Judge Carney says the Second Amendment provides a fundamental constitutional right for law-abiding citizens to keep and bear arms for self-defense. The judge is correct that there are no historical analogue laws with the particular laws litigated in this case at the time of the founding in the early eighteenth century.
The 3 places designated as “sensitive places” per the Bruen decision were designated as such because the government provides comprehensive security in all three. They are:
- · Court Houses
- · Legislative Assemblies
- · Polling places
Schools, at the time of the founding, were not gun free zones. Adults were allowed to carry guns but students might well have been restricted from carrying guns by adults because of the “loco parentis” doctrine.

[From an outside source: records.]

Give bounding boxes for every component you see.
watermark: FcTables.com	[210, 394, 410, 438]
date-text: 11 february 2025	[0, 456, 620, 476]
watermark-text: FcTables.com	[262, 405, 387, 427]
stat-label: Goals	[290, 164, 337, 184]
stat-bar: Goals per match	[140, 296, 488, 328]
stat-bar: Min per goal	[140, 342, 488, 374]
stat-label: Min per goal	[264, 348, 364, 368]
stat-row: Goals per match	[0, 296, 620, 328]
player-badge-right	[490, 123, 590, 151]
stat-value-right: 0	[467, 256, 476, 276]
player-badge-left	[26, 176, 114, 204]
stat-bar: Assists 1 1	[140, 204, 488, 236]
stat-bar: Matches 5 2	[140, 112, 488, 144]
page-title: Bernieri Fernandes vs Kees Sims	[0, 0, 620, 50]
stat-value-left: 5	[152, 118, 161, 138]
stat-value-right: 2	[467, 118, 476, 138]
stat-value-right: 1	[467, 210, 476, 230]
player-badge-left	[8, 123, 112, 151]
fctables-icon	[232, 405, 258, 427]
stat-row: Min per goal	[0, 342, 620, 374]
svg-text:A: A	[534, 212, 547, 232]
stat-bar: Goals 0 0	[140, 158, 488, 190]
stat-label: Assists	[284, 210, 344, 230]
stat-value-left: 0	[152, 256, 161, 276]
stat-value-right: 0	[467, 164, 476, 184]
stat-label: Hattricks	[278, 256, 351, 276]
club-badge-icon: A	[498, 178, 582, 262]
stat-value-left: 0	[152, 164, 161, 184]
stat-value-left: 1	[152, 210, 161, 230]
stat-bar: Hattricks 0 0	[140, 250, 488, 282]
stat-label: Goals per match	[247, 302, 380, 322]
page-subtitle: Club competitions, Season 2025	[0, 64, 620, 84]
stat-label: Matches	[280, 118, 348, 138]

Likewise there were no laws at the time of the founding against guns in hospitals and medical facilities.
I agree it’s simply absurd that people can’t carry a gun in a facility that serves alcohol when at the time of the founding the entire American revolution was really planned in taverns like Sam Adams taverns in Boston and Francis tavern in New York City.
The assumption was that people would bring their guns into places like churches due to fear of an Indian attack. However, public transportation can regulate the absence of guns on their private property because they, unlike governments, are not restricted by the Second Amendment.
I suspect the inconsistencies and governmental infringements evolving from attempts by governments to utilize the Bruen examples of “sensitive places” to designate as many gun-free zones as possible will evaporate when SCOTUS revisits the issue.